Bob Dylan come Godot, lo aspetti ma non arriva mai. Non per colpa sua, ceramente, ma il cantautore americano è da circa vent'anni al centro della diatriba che vede l'accomunarsi della musica "leggera" con la cultura "elevata" che ha sempre guardato all'ambito musical-melodico con un certo snobbismo. Il boato in sala alla nomina del vincitore è il segno evidente che i tempi stanno cambiando: il Premio Nobel per la Letteratura diventa finalmente appannaggio di quella è che oggi la più importante e accessibile forma culturale esistente.
La prima candidatura di Dylan arrivò addirittura nel 1996 ad opera di Gordon Ball, docente universitario della Virginia, cui ne sono seguite tante altre. Pare che nel 2013 fossero stati addirittura tre i cantautori candidati al premio: Dylan, Leonard Cohen e il nostro Roberto Vecchioni, tutti e tre meritevoli papabili vincitori, che però hanno dovuto attendere altri tre anni per vedere la loro categoria finalmente premiata, nella persona di Bob Dylan, con la seguente motivazione data dal comitato di Stoccolma: «ha creato una nuova poetica espressiva all’interno della grande tradizione canora americana».

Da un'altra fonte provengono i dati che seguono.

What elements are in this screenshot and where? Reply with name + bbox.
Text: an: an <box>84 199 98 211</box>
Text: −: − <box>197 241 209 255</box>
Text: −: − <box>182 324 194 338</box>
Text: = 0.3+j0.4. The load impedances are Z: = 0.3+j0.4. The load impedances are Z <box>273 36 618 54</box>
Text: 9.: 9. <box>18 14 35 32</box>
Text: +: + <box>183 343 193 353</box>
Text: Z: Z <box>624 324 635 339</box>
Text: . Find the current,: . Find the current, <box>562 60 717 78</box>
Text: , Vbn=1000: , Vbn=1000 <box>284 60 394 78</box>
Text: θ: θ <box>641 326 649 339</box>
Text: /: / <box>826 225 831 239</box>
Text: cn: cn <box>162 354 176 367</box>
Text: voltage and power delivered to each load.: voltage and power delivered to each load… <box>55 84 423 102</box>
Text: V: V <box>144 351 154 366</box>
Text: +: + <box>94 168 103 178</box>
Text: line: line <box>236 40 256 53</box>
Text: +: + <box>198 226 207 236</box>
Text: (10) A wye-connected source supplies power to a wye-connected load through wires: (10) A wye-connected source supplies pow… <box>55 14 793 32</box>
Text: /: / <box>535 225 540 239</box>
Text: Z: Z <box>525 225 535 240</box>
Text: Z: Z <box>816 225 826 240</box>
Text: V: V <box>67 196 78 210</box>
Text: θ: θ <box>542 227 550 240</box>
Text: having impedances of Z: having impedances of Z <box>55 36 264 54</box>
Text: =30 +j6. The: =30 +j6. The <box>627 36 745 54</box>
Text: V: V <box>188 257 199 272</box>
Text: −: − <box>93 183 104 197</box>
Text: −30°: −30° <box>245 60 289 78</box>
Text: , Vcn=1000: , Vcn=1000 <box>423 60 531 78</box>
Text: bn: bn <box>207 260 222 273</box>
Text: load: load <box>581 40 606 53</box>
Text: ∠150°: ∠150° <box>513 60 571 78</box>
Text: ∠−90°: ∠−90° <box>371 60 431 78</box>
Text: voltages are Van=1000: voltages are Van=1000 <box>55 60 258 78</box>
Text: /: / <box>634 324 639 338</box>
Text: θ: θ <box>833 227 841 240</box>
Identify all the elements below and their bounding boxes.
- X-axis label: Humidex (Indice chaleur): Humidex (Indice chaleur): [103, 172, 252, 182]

E' il degno tributo a tutto ciò che Bob Dylan è stato nella sua carriera: non un semplice cantautore, ma un poeta, un cantastorie, un uomo che ha fatto della propria musica un'arte, che l'ha usata per raccontare la vita in tutte le sue sfaccettature. L'impegno sociale di Blowing in the wind e The times they’re a-Changin’, la denuncia dell'ipocrisia nella società americana di Like a Rolling Stone, l'amore di Boots Of Spanish Leather, o lo stupendo racconto in Hurricane di un pugile maltrattato e deriso senza un vero motivo, per semplice pregiudizio, e si potrebbe andare avanti per ore ad elencare l'immenso lavoro di un poeta, scrittore, attore, pittore, oltre che cantautore.
Non ce ne vogliano i puristi della letteratura, che in tanti si sono scagliati contro la decisione della giuria di Stoccolma, guadagnandosi il loro prezioso minuto di gloria con il più facile degli espedienti, quello della critica a tutti i costi, quello dello snobbismo più totale. Resta il fatto che oggi la musica ha superato un altro gradino, ha raggiunto finalmente lo status culturale che meritava, e che sia da monito anche ai tanti discografici che ogni giorno guadagnano sul più becero consumismo musicale, sui pezzi usa e getta e senza valore: la cultura e la qualità, ogni tanto, pagano ancora.